Figures from the Home Office show crews from the Devon and Somerset Fire and Rescue Service have been at the centre of 133 incidents since 2010-11, with 13 attacks recorded by the fire service in the year to March.

Three Devon and Somerset firefighters have been physically injured in attacks since records began just over 10 years ago. 

During that time, crews were subject to seven incidents of physical abuse, had objects thrown at them on 20 occasions, had verbal abuse directed at them 86 times, experienced six episodes of harassment, and dealt with at least 14 other aggressive incidents.

Pete Bond, Director of Service Delivery at the Devon and Somerset Fire and Rescue Service, said: "Attacks on firefighters or any emergency services workers are abhorrent.

"Our staff willingly put themselves at risk to save others, but deliberate assaults are not acceptable.

"We will always refer incidents of this nature to the police for a potential criminal investigation."

At least 8,600 attacks have been recorded by fire brigades across England since 2010-11 – and more than 500 firefighters have been injured as a result.

Despite firefighters attending fewer incidents and fires during the first year of the coronavirus pandemic, attacks increased nationally, with 934 recorded across England in 2020-21 compared to 899 the year before.

The true figures could be higher, as those reported only reflect assaults experienced during operational incidents.

The figures do not take into consideration abuse that has taken place at or around fire stations or as crews are carrying out fire prevention work, for example.

Matt Wrack, general secretary of the Fire Brigades Union, said: "Any attack on firefighters – who are providing a humanitarian service – is something to be deplored.

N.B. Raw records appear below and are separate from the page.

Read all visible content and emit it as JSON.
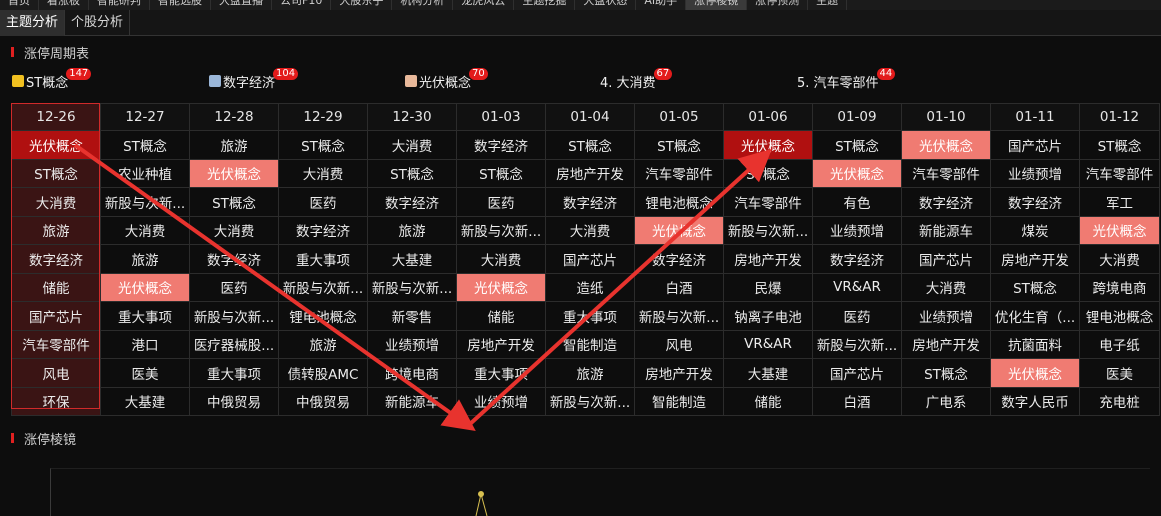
{
  "top_nav": [
    "首页",
    "看涨板",
    "智能研判",
    "智能选股",
    "大盘直播",
    "公司F10",
    "大股东子",
    "机构分析",
    "龙虎风云",
    "主题挖掘",
    "大盘状态",
    "AI助手",
    "涨停棱镜",
    "涨停预测",
    "主题"
  ],
  "subtabs": [
    "主题分析",
    "个股分析"
  ],
  "section1_title": "涨停周期表",
  "section2_title": "涨停棱镜",
  "concepts": [
    {
      "label": "ST概念",
      "count": "147",
      "icon_color": "#f0c020"
    },
    {
      "label": "数字经济",
      "count": "104",
      "icon_color": "#9ab6d8"
    },
    {
      "label": "光伏概念",
      "count": "70",
      "icon_color": "#e8b89a"
    },
    {
      "label": "4. 大消费",
      "count": "67",
      "icon_color": ""
    },
    {
      "label": "5. 汽车零部件",
      "count": "44",
      "icon_color": ""
    }
  ],
  "dates": [
    "12-26",
    "12-27",
    "12-28",
    "12-29",
    "12-30",
    "01-03",
    "01-04",
    "01-05",
    "01-06",
    "01-09",
    "01-10",
    "01-11",
    "01-12"
  ],
  "rows": [
    [
      "光伏概念",
      "ST概念",
      "旅游",
      "ST概念",
      "大消费",
      "数字经济",
      "ST概念",
      "ST概念",
      "光伏概念",
      "ST概念",
      "光伏概念",
      "国产芯片",
      "ST概念"
    ],
    [
      "ST概念",
      "农业种植",
      "光伏概念",
      "大消费",
      "ST概念",
      "ST概念",
      "房地产开发",
      "汽车零部件",
      "ST概念",
      "光伏概念",
      "汽车零部件",
      "业绩预增",
      "汽车零部件"
    ],
    [
      "大消费",
      "新股与次新...",
      "ST概念",
      "医药",
      "数字经济",
      "医药",
      "数字经济",
      "锂电池概念",
      "汽车零部件",
      "有色",
      "数字经济",
      "数字经济",
      "军工"
    ],
    [
      "旅游",
      "大消费",
      "大消费",
      "数字经济",
      "旅游",
      "新股与次新...",
      "大消费",
      "光伏概念",
      "新股与次新...",
      "业绩预增",
      "新能源车",
      "煤炭",
      "光伏概念"
    ],
    [
      "数字经济",
      "旅游",
      "数字经济",
      "重大事项",
      "大基建",
      "大消费",
      "国产芯片",
      "数字经济",
      "房地产开发",
      "数字经济",
      "国产芯片",
      "房地产开发",
      "大消费"
    ],
    [
      "储能",
      "光伏概念",
      "医药",
      "新股与次新...",
      "新股与次新...",
      "光伏概念",
      "造纸",
      "白酒",
      "民爆",
      "VR&AR",
      "大消费",
      "ST概念",
      "跨境电商"
    ],
    [
      "国产芯片",
      "重大事项",
      "新股与次新...",
      "锂电池概念",
      "新零售",
      "储能",
      "重大事项",
      "新股与次新...",
      "钠离子电池",
      "医药",
      "业绩预增",
      "优化生育（...",
      "锂电池概念"
    ],
    [
      "汽车零部件",
      "港口",
      "医疗器械股...",
      "旅游",
      "业绩预增",
      "房地产开发",
      "智能制造",
      "风电",
      "VR&AR",
      "新股与次新...",
      "房地产开发",
      "抗菌面料",
      "电子纸"
    ],
    [
      "风电",
      "医美",
      "重大事项",
      "债转股AMC",
      "跨境电商",
      "重大事项",
      "旅游",
      "房地产开发",
      "大基建",
      "国产芯片",
      "ST概念",
      "光伏概念",
      "医美"
    ],
    [
      "环保",
      "大基建",
      "中俄贸易",
      "中俄贸易",
      "新能源车",
      "业绩预增",
      "新股与次新...",
      "智能制造",
      "储能",
      "白酒",
      "广电系",
      "数字人民币",
      "充电桩"
    ]
  ],
  "highlights_dark": [
    [
      0,
      0
    ],
    [
      0,
      8
    ]
  ],
  "highlights_light": [
    [
      0,
      10
    ],
    [
      1,
      2
    ],
    [
      1,
      9
    ],
    [
      3,
      7
    ],
    [
      3,
      12
    ],
    [
      5,
      1
    ],
    [
      5,
      5
    ],
    [
      8,
      11
    ]
  ],
  "colors": {
    "accent_red": "#e02020",
    "dark_red": "#b01010",
    "light_red": "#f07b72",
    "arrow": "#e8332e"
  }
}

"It is paramount that fire and rescue services provide appropriate support to firefighters who are subject to such attacks, including taking into account any mental health effects of these incidents, and being understanding when it comes to sick leave."

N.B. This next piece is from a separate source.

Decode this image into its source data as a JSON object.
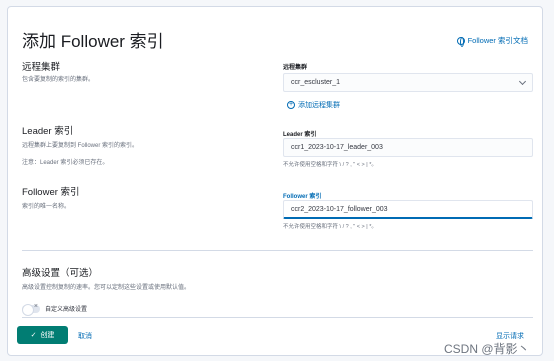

Verbal abuse is the most common type of attack recorded nationally, accounting for 57% of incidents recorded by fire services since 2010-11.

Around a quarter of incidents involved objects being thrown at firefighters, while 5% were physical attacks.

A spokesman for the National Police Chiefs' Council said it is never acceptable for anyone to be assaulted or harmed for doing their job.

He said: "Last year, the maximum jail term for attacking emergency workers was doubled.

"This sent a clear message that society will not tolerate abuse of our emergency workers.

"We will use the full force of the law to prosecute anyone who uses violence against those who are on the front line."